The River Wey

The River Wey is a strange beast, neither a river nor a canal but a navigation, a canalized waterway and one of the very earliest in the country, having been created between 1651 -53. Sir Richard Weston was the motivating force behind the project. He lived at nearby Sutton Place, later to be infamous as home to John Paul Getty and today one of the finest, privately-owned Tudor houses in the country. Interested in agricultural improvements to his estate, Weston created a 3 mile cut through his land in 1618-19, complete with towing path, bridges and sluices to allow him to control the river flow and flood or drain his land at will. However, as a Catholic and Royalist, his property was sequestrated during the English Civil War and he fled to the Low Countries where he studied inland navigation and the working of pound locks (ie with two gates whereas before the English had only used the more primitive flash locks with one gate).

After much lobbying, Weston was later acquitted and his lands returned to him. He subsequently became interested in improving navigation on the Wey and presented a Bill to Parliament allowing the creation of the navigation we know today. The work was completed within two years and cost a, then huge, £15,000. There were around 9 miles of new cuts, four weirs, twelve bridges and a wharf at Guildford. Ten new locks were constructed between Guildford and the Thames, dropping the water level by 60 feet.

Soon the navigation was transporting heavy goods to London –  corn, flour, timber from the extensive Surrey forest and gunpowder from the nearby Chilworth works. Coal, sugar and bark (used for tanning) were the principle return cargos. The trade in timber was long-established and accelerated rapidly with the extra convenience offered by the navigation. Much of the timber used in the reconstruction of London after the Great Fire was transported down the navigation as was stone from the Guildford quarries for the new St Paul’s Cathedral.

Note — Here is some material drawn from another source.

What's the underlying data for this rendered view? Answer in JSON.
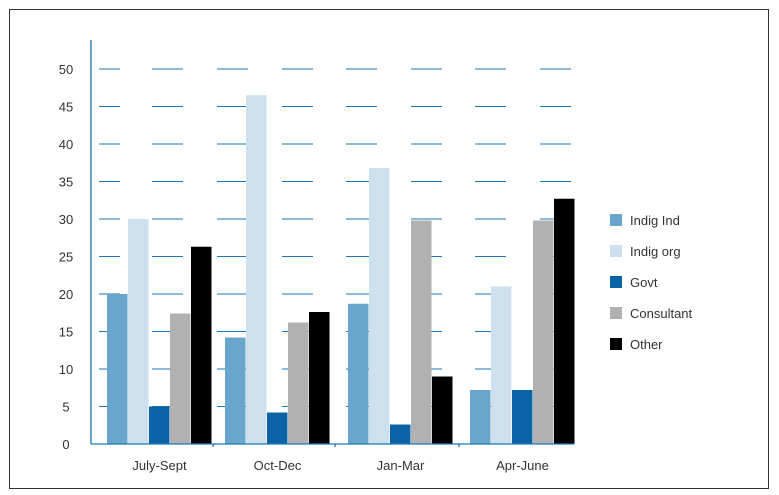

The navigation was extended as far as Godalming in the mid C18 and trade continued to flourish until the coming of the railways in the 1840’s. The traffic in corn however remained at a respectable level and it was not until the 1930’s that trade started to decline to serious levels. When the last mill closed in the 1960’s, the navigation was no longer viable and it was passed to the National Trust in 1964, who have managed it ever since, restoring it where necessary and maintaining locks, towpath and bridges. It is now used almost entirely by recreational boaters and its towpath by walkers and cyclists. It provides a wonderful peaceful, traffic free and tranquil route through the towns and countryside along its way.

The National Trust now own and maintain the Wey and Godalming Navigation from their base at Dapdune Wharf in the centre of Guildford. They have a café and information centre and provide boat trips along the navigation from here.